Froid, insalubre et désolé : le quotidien de 450 jeunes exilés dans un collège lyonnais

Ils sont 450 jeunes, entassés dans un squat lyonnais. Ces exilés survivent tant bien que mal, aidés par des riverains. Au collège Maurice-Scève, le froid, l’ennui et les bisbilles liés à la promiscuité et à la pauvreté sont adoucis par l’auto-organisation et la solidarité citoyenne.

  • Lyon, (reportage)

Exilé ivoirien, Amara partage une chambre exiguë avec trois compagnons d’infortune. Des matelas défraîchis sont entassés sur le sol.

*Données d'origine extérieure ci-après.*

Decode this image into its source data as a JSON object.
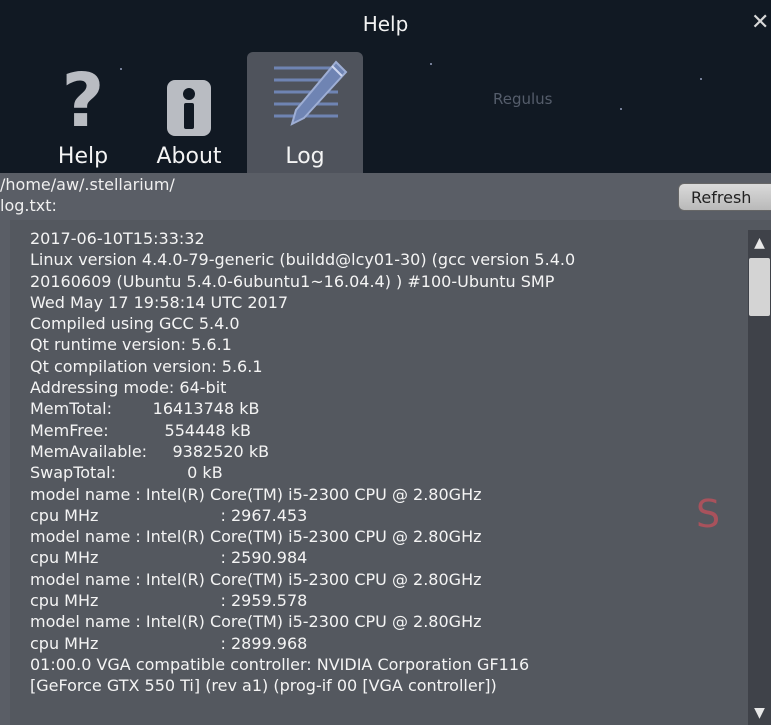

Un vieux réfrigérateur et une plaque électrique sont branchés aux prises murales. Quelques grains de riz, les restes du tiep — un plat africain à base de riz — de la veille, sont au fond d’une casserole. Le fond de l’air est frais, la pièce n’est pas chauffée. Le mur attenant à l’édredon d’Amara est taché par des filets de sang : des vestiges de punaises de lit écrasées. Elles reviennent inlassablement, tous les soirs.

« Quand on a un peu de chance, on arrive à dormir quatre heures, raconte Amara. Mais il y a toujours un bruit ou le froid pour nous tirer de notre sommeil, nous ramener à nos tourments du passé et à la galère dans laquelle on vit. »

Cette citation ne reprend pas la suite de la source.